Álvaro Ruiz de la Peña





En 1987, Daniel Moyano vino a Oviedo a un encuentro de escritores hispanoamericanos, y en los años siguientes se vinculó a Oviedo con la dirección de una serie de talleres literarios que fueron fortaleciendo su vinculación con esta ciudad. Creo que yo lo conocí en el 88. Me acababa de mudar de casa y le dije a Daniel que podía instalarse en la que yo dejaba, porque iba a permanecer vacía durante un tiempo. Daniel se instaló en la vivienda y a partir de ahí anudamos una amistad que duró hasta la fecha de su muerte, en los primeros días de julio de 1992.

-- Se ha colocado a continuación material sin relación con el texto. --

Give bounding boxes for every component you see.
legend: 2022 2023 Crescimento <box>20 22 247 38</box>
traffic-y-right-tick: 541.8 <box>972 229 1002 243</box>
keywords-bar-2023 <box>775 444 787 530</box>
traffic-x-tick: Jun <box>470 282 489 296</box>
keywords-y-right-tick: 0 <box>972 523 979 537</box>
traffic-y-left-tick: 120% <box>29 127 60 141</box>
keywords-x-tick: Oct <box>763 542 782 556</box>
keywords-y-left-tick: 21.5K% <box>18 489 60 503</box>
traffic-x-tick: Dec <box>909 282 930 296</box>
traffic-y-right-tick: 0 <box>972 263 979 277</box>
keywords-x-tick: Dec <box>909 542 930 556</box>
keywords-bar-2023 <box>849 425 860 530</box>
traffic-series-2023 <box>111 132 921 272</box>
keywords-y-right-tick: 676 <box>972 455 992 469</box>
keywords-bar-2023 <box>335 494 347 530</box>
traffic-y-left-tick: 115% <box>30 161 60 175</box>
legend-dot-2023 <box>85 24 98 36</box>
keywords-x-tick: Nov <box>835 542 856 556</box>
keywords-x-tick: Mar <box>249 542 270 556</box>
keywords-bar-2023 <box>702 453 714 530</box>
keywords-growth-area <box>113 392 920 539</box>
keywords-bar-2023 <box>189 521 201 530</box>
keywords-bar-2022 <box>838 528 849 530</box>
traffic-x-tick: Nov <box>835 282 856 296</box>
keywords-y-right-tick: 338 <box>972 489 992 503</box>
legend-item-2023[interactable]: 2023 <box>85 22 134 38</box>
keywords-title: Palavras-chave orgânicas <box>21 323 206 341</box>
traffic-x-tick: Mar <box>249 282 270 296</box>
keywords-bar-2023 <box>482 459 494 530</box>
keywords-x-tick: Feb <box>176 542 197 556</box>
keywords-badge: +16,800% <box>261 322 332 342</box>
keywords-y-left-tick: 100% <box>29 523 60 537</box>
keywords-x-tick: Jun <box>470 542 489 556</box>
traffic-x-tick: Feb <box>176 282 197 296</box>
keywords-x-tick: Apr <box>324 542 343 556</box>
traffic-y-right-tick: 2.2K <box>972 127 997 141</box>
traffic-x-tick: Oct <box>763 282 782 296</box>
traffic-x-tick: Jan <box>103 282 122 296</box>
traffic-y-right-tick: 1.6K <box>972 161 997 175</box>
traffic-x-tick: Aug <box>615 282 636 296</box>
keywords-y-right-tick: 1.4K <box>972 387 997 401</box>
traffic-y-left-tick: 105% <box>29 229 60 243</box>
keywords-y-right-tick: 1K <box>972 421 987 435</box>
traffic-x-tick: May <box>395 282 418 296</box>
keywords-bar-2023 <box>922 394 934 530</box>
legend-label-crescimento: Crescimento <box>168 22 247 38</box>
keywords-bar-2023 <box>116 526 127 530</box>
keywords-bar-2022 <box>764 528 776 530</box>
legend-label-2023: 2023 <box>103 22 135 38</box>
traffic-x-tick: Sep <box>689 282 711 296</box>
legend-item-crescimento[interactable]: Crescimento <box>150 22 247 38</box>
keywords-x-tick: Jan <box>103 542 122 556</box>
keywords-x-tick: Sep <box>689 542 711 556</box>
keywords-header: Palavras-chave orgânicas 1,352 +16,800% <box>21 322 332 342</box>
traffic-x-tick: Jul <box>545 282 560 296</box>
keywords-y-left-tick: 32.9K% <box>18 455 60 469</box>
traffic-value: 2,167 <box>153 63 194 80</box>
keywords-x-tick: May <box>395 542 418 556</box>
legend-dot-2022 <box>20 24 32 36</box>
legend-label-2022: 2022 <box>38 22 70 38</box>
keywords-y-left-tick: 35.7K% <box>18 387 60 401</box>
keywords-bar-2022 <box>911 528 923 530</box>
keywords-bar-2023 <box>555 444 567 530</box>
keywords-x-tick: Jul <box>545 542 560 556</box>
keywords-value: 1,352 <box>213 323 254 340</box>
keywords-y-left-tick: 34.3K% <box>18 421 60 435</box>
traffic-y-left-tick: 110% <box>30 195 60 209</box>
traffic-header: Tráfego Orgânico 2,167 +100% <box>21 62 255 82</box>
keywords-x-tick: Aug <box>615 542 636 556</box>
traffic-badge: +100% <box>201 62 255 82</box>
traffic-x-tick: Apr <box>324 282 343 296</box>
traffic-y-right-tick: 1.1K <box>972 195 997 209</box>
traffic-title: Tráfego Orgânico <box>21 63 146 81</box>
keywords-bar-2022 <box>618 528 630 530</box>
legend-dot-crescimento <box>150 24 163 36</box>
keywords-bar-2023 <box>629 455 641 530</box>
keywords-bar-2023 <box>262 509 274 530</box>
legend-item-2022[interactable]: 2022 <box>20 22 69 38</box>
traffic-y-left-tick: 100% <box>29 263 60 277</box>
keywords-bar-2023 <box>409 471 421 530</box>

Realmente, yo siempre digo que los que nos movemos en este mundo de la literatura (docentes, investigadores, profesores en general, escritores, editores, etcétera) gozamos de una circunstancia afortunada que no se da en otras profesiones o actividades. Por ejemplo, los militares: un teniente o un capitán, por no hablar de la escala inferior de los mandos, jamás o poquísimas veces tienen la oportunidad de hablar con un general de brigada o con el capitán general de la IV Región Militar; un cura párroco de Mieres pocas veces, más bien ninguna, tiene la posibilidad de hablar con un cardenal de la curia romana o tomarse una ginebra con el primado de España; un empleado de Bankia se jubilará sin haber compartido una larga sobremesa con cualquiera de los consejeros del consejo de administración de la entidad y la única vez que verá al presidente de la cosa será a través de su foto en la sección de tribunales; un aparejador o un arquitecto municipal de Avilés tendrá muy difícil acompañar a Santiago Calatrava (Moneo o Sainz de Oiza) a celebrar el cobro de proyectos inconclusos a una comida de trabajo en Arzak o en Aduriz; un futbolista de la 2.ª B no alternará jamás con Cristiano Ronaldo y un par de modelos rusas en las islas Caimán... y así sucesivamente.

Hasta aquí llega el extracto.